すると、何ら変哲のない床から水が大量に溢れ出し、魔人と椿姫を置かれていた調度品や倒れていた人間たちごと窓の外へ押し出していく。あまりに一瞬の出来事であったためか、誰もが反応すら出来ないまま、地上から約八〇メートルの高さに放り出された。

 冷え切った空気から一変して、夏らしい暖かな空気が身体を包む。同時に、重力に従って、猛烈な風を浴びながら、熱された硬い地面に向かって落ちていく。

「たたた、助けてくれえっ!」

「ひえええええええええ!!」

 金光やその配下の者達の悲鳴が地上の遥か高くで響き渡る。

「……!」

 魔人は空中で体勢を立て直すと、右脚に巻き付いていた黒いナニカを金光や配下達の下へと伸ばした。一瞬は戸惑う彼らだったが、迫る地面を前にして迷っている時間はないと思い、黒いザイルを必死に掴んだ。

「兄さん……!」

 椿姫の声が宙に響き渡る。

「……ァアァ!」

 黒い触腕は他の人間たちで手一杯、魔人は必死に椿姫へ手を伸ばす。だが、絶望的なまでに届く気配はない。手をばたつかせながら距離を詰める。
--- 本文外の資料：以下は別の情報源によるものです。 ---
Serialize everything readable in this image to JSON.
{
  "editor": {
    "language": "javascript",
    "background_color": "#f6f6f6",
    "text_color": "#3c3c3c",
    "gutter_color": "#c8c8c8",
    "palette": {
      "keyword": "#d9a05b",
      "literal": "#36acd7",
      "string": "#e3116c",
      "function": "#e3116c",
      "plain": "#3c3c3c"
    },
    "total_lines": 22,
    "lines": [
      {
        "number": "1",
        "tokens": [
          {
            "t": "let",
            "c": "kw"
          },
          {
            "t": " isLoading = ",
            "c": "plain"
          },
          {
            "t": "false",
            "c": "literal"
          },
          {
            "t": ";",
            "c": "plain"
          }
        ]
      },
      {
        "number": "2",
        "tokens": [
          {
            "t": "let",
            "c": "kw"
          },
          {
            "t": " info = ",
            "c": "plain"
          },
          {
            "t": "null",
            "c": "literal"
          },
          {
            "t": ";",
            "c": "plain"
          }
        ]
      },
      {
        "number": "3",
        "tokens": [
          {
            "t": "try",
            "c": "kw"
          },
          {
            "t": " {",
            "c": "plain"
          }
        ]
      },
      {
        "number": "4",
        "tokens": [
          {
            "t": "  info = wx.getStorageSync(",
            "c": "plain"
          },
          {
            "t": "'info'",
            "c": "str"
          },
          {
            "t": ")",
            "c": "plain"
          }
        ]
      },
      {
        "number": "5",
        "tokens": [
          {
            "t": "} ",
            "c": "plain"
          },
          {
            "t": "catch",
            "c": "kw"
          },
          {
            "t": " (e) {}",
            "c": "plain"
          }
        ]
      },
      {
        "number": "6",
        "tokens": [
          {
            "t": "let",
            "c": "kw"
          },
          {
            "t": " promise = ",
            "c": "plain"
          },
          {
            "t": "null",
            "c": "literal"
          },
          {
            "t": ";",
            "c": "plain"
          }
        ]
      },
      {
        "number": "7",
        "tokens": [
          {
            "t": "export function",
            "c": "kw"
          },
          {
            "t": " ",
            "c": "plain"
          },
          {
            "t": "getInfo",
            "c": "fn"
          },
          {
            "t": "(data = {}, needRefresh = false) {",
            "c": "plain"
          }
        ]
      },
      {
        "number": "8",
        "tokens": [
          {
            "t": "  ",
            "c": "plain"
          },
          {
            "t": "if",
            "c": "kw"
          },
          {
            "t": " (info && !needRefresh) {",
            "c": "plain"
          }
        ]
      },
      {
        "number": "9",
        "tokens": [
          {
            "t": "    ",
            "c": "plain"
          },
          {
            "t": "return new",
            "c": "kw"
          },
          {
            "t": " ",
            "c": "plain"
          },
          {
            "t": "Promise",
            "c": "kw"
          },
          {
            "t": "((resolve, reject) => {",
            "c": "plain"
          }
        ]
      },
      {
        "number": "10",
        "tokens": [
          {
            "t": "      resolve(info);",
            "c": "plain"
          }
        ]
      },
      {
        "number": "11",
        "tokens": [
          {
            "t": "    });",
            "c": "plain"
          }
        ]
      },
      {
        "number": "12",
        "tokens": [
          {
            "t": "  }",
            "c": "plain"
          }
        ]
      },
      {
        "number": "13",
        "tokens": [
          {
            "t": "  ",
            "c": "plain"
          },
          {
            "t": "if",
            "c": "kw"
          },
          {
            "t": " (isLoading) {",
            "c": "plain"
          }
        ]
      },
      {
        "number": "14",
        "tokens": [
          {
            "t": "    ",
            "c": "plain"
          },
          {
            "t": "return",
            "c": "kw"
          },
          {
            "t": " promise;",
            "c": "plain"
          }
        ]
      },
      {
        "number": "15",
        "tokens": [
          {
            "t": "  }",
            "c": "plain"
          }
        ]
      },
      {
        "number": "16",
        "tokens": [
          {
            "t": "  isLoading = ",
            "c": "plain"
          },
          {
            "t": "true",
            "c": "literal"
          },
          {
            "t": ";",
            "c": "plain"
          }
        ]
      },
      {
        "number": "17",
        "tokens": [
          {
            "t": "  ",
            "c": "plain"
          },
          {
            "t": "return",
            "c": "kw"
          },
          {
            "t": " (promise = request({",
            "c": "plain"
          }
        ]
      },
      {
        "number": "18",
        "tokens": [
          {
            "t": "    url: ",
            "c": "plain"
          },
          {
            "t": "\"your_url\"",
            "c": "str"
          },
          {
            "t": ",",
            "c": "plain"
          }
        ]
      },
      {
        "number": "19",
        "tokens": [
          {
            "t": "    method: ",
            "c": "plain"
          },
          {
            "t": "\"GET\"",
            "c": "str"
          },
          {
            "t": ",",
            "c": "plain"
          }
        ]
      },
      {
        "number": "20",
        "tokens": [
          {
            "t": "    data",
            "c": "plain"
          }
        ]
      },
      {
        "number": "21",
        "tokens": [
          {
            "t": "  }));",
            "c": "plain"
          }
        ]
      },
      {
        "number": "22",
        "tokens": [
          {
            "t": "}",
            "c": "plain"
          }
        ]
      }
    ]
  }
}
 地面はすぐそこまで迫っている。もう、二〇メートルは切っているだろう。

「……ァァァァァ!」

 あと少し、あと少しで届くんだ! ――――魔人はもどかしさに苛まれる。

 椿姫まで、精一杯腕を伸ばして、残り六〇センチという所まで接近する。

 だが、あと僅か止まりだった。一向に届く気配はない。

「きゃあああああああああああ!」

「…………ァァァァ!」

 間に合ってくれええええええええ! ――――

 届かない。

 この手は大切な者の手を掴めない。

 白い甲殻に覆われた凶悪な左手は、少女が伸ばした手を掴めず、空を切った。

 視界の端に見えた街並みは消え、その殆どが熱された白いタイルで埋め尽くされる。

 もう残された時間はない。もう駄目だ、終わりだ。そんな言葉が脳裏を埋め尽くす。

「……ッ!」

 迫りくる地面を前にして、魔人は着地姿勢を取る。

「…………」

 少女は今度こそ、目を瞑り、待つ。

 さようなら、お兄ちゃん。それと……ごめんなさい――――少女は心の中で呟いた。

 太陽に照らされ、キラキラと輝くタイルが、やけに冷たく、恐ろしいものに椿姫は思える。いや事実恐ろしい。身を守る機械の鎧がなければ、こうも簡単に人は死ぬのだ、と無力感が身体を包み、時間の長さは永遠にまで引き延ばされたようだ。

「……っ!」

 一段と強く吹いた風に、椿姫は思わず目を瞑る。

 それに続いて、身体の浮遊感も強まる。

「え?」

 いつまで経っても、椿姫が地面と衝突することはなかった。代わりに、自身を優しく抱く、硬い腕の感触がする。椿姫は困惑の色を隠せずに声を漏らす。ゆっくりと瞼を開き、自身の身に起こっている現象を目の当たりにする。

「……――」

「……え!?」

 椿姫を抱き、地面に直立していたのは、

「なんで……?」

 黒い甲殻を身に纏う異形の魔人、【疾風】であった。

 【疾風】は固まって動けない椿姫を優しく地面に降ろした。そして、風を巻き起こして敷地外へ飛び出ると、何処かへ消えてしまった。

「…………」

「…………ッ」

 椿姫と白亜の魔人は【疾風】を止める気力もなく、ただその背中をじっと見つめていた。